Definitely open to opposing or critical views
That’s not the data set used for this paper: https://algorithmichiring.github.io/
If you click through, the paper says the race is self-reported.
“Our data tracks 4,197,168 applications. It includes applicant gameplay features and for each application, the application date, the position name and employer, metadata about the position and employer, and the numerical score and final recommendation each applicant received for each completed application. 40.2% of applicants self-report race with a breakdown of 16.8% Asian, 14.2% White, 3.6% Black, 3.0% Hispanic, and all other racial categories below 2% (i.e. fewer than 100,000 applicants).”
Yes. You missed it.
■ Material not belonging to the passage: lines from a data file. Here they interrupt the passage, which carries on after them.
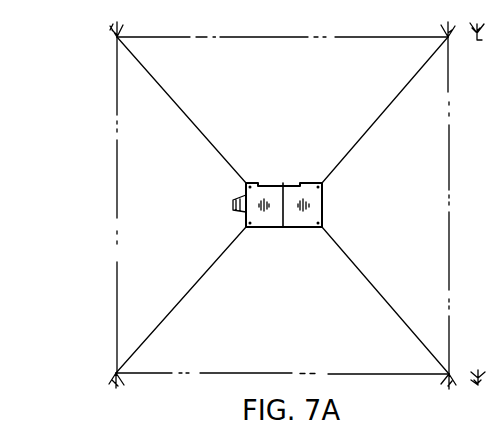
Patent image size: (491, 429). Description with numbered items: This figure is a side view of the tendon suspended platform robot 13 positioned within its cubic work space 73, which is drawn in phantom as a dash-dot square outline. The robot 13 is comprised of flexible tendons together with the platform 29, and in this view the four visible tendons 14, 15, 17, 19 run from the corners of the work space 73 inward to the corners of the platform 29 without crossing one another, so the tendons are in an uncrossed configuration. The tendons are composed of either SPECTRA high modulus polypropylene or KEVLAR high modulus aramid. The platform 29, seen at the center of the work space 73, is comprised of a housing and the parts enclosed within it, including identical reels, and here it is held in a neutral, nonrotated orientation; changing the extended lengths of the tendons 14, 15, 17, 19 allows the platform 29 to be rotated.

The tendon suspended platform robot 13 is at (247, 196).
The flexible tendon 14 is at (386, 108).
The flexible tendon 15 is at (385, 299).
The flexible tendon 17 is at (167, 316).
The flexible tendon 19 is at (160, 82).
The platform 29 is at (262, 183).
The cubic work space 73 is at (236, 36).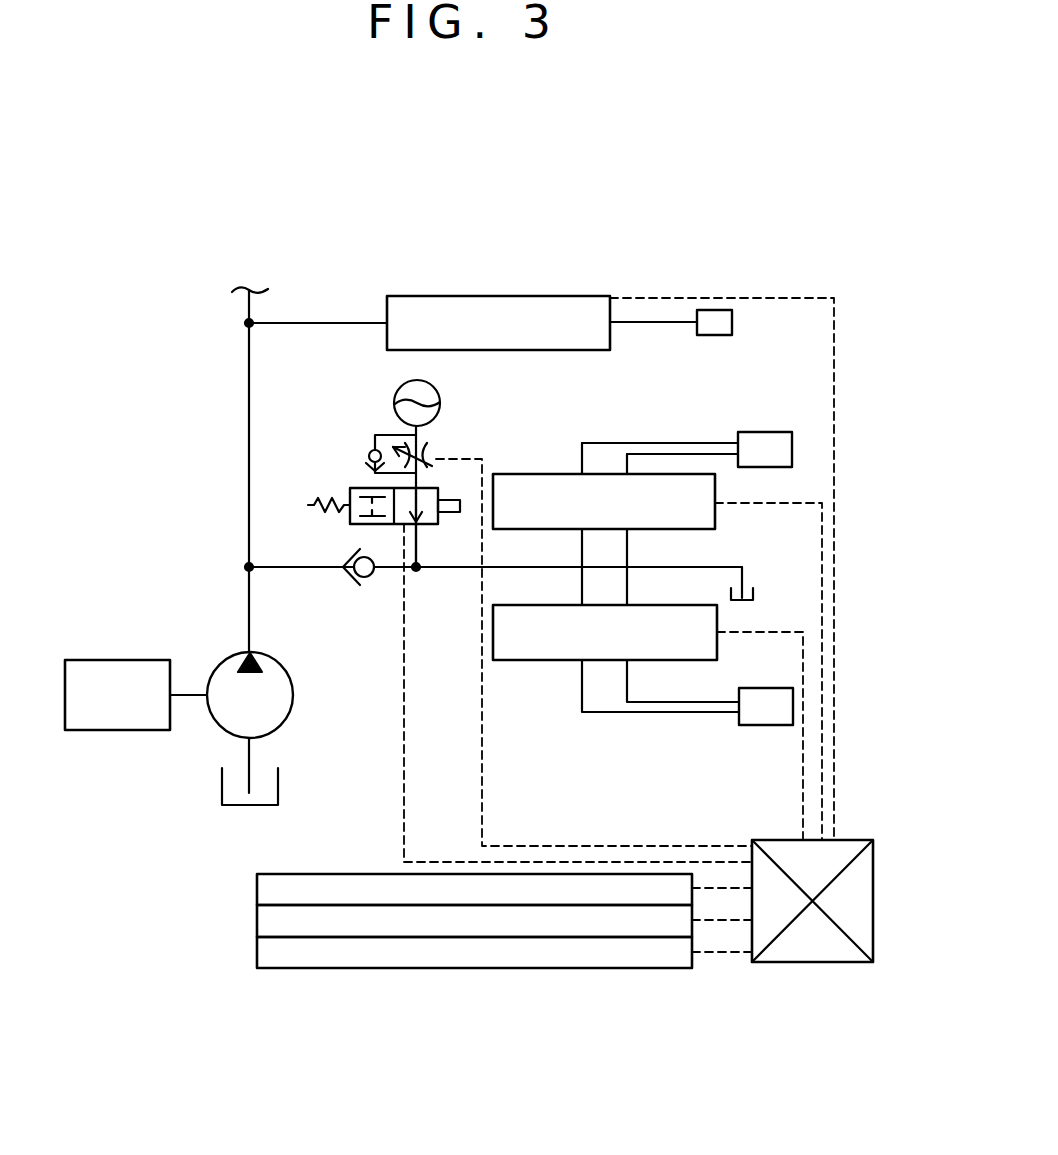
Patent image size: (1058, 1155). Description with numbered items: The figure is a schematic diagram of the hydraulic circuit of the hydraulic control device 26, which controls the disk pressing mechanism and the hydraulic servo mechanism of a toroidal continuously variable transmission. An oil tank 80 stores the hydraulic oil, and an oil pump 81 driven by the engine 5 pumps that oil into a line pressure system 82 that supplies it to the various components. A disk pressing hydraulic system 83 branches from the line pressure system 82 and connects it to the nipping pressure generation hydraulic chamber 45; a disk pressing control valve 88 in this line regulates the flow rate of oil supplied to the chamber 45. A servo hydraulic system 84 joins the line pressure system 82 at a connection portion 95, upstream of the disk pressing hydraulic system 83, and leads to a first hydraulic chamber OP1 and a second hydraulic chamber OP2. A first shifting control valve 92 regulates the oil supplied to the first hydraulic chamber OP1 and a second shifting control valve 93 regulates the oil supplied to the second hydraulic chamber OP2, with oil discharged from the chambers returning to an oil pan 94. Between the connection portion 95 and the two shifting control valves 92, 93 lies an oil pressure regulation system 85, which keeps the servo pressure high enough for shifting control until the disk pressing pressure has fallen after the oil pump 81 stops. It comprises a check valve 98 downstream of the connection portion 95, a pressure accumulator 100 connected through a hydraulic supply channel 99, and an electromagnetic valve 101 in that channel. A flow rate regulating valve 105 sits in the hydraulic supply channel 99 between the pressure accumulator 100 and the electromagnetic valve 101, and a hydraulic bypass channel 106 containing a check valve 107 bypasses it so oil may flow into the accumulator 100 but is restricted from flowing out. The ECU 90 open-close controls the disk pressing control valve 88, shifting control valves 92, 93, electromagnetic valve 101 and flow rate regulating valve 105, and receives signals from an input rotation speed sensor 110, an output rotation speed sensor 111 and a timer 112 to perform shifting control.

The engine 5 is at (118, 660).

They are using a test dataset of 83k resumes generated in 2022 for this paper and comparing it as a baseline against their observational data: https://www.nber.org/papers/w29053
The dataset is constructed, deliberately, to hold candidate performance constant and vary the names of candidates to appear to be associated with a specific race.
id expect any algorithm to learn race by other properties in the data?
its going to be in the rest of the data because race has a meaningful correlation, and pleanty of causation with being disadvantaged in real ways, that can also affect the ability to then do certain jobs.
like, the environmental pollution and building interstates and freeways through black communities, on purpose to do bad things to those communities, then results in a bunch of noise and particulate pollution, that is bad for developing brains.
you wont be able to do some meritocratic non-racist hiring without fixing the environmental racism. otherwise youre just mirroring racism other people built for you
The 83,000 applications to Fortune 500 companies, that was a different previous study they compared their results to. This paper's takeaway is that unlike that Fortune 500 data, the applications here that went through an ML vendor's screening process showed evidence of "systemic rejection," where some applicants got rejected across the board at higher rates than you'd expect if they were facing independent would-be employers.